A Closer Look at: Vermin
UNLESS YOU'VE SPENT a few minutes studying that skittering insect you squashed in the bathtub the other night while considering whether it's time to move out, you probably haven't thought a lot about cockroach physiology. Or much else about the cockroach, for that matter. Fortunately, Richard Schweid, author of The Cockroach Papers: A Compendium of History and Lore (Four Walls Eight Windows) has done that job for you with an unnervingly encyclopedic tome on one of evolution's oft-overlooked miracles.
Much as he did a decade ago in his work Hot Peppers, Schweid sews together scientific writing, literary passages, history, and tidbits of popular culture in such a way that you find yourself learning more about a subject than you thought you wanted--or could bear--to know. Indeed, Schweid has compiled a host of wonderfully colorful facts and trivia that might be used to entertain guests at dinner parties. For example: Roaches are the oldest insect on record and they preceded dinosaurs by 150 million years; if they were scaled to human size, they'd scurry across your kitchen floor at 200 miles per hour; and they are well-known to chew the eyelashes off babies and to climb into human ears, which is reportedly quite painful and even more terrifying.

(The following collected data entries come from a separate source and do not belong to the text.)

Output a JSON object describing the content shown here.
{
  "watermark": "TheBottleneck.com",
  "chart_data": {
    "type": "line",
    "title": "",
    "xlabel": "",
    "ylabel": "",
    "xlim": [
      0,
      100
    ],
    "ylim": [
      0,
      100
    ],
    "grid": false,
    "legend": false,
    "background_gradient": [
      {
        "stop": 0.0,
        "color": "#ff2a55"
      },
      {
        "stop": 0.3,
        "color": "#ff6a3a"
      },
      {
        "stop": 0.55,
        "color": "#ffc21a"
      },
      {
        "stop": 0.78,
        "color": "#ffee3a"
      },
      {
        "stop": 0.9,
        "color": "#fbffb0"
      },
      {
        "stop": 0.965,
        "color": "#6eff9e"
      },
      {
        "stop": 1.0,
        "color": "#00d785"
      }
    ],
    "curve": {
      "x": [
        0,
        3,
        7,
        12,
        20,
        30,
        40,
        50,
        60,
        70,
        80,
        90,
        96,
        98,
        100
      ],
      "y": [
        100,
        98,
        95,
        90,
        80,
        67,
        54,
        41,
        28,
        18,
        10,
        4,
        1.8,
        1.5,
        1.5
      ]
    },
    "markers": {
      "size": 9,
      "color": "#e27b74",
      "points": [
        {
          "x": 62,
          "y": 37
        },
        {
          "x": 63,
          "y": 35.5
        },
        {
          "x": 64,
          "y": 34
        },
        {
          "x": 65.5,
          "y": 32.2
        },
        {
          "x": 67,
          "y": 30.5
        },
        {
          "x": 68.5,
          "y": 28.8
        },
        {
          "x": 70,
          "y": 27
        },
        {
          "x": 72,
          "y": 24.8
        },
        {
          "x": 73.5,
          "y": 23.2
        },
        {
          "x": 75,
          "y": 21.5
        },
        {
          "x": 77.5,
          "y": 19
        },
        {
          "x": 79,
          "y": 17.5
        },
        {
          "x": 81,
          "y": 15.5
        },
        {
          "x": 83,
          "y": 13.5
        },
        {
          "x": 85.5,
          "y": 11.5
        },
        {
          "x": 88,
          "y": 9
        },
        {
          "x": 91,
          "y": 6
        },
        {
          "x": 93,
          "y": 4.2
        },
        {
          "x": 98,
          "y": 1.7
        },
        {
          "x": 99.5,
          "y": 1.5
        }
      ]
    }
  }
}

Schweid presents this information with a distinctive brand of socially conscious journalism. Take the way he presents the research pumped out by the surprising number of academics who dedicate their lives to coming up with new ways to destroy the very objects of their study. Schweid points out that in New York, cockroach infestations found in privately held apartment complexes are finally on the wane. This thanks to the invention of a gel-based bait that proves disastrous to a roach's foregut but is nontoxic enough to be placed safely next to the dishes. Those who live in public housing, however, have yet to witness such results, since the New York Housing Authority, Schweid says, "has so far refused to switch to the gel." Schweid next connects this trend to the preponderance of cockroach-induced asthma among children in public housing.
Rather than stew in outrage, though, Schweid soon moves on to a vivid description of an outing with a born-again Christian exterminator working for the NYHA; a discussion of several homespun remedies for roach habitation; and a philosophical meditation on why we want to kill the cockroach in the first place. Here, Schweid draws on the writings of anthropologist Jay Melching, who argues that it's mostly only a Eurocentric culture obsessed with "the positive terms (clean, light, center) that stand in contrast with the cockroach. In contrast, African Americans and others find the cockroach an attractive icon precisely because he inverts the normal order of American culture [!]."
To be sure, nothing is left out. In fact, you could argue that too much is put in. I'm sure Missy Williams, a student at Vanderbilt University who spent time bringing Schweid up to speed on the intricacies of cockroach anatomy, was surprised to read that Schweid thought "she was lovely, tall with short blond hair, long legs, and flawless skin, wearing the tiniest of turquoise minidresses with much more of her exposed than covered." Schweid also starts most chapters with long stories taken from his life, which revolve around subjects such as the deplorable working conditions faced by women in a Mexican border town. These tangents can lead to serious head scratching, as they seemingly have nothing to do with cockroaches, and the segues used to get back on track seem severely forced. When there are segues at all.
Then again, after following this enterprising writer to the dank, infested recesses behind the walls, anything that takes place in daylight seems a relief.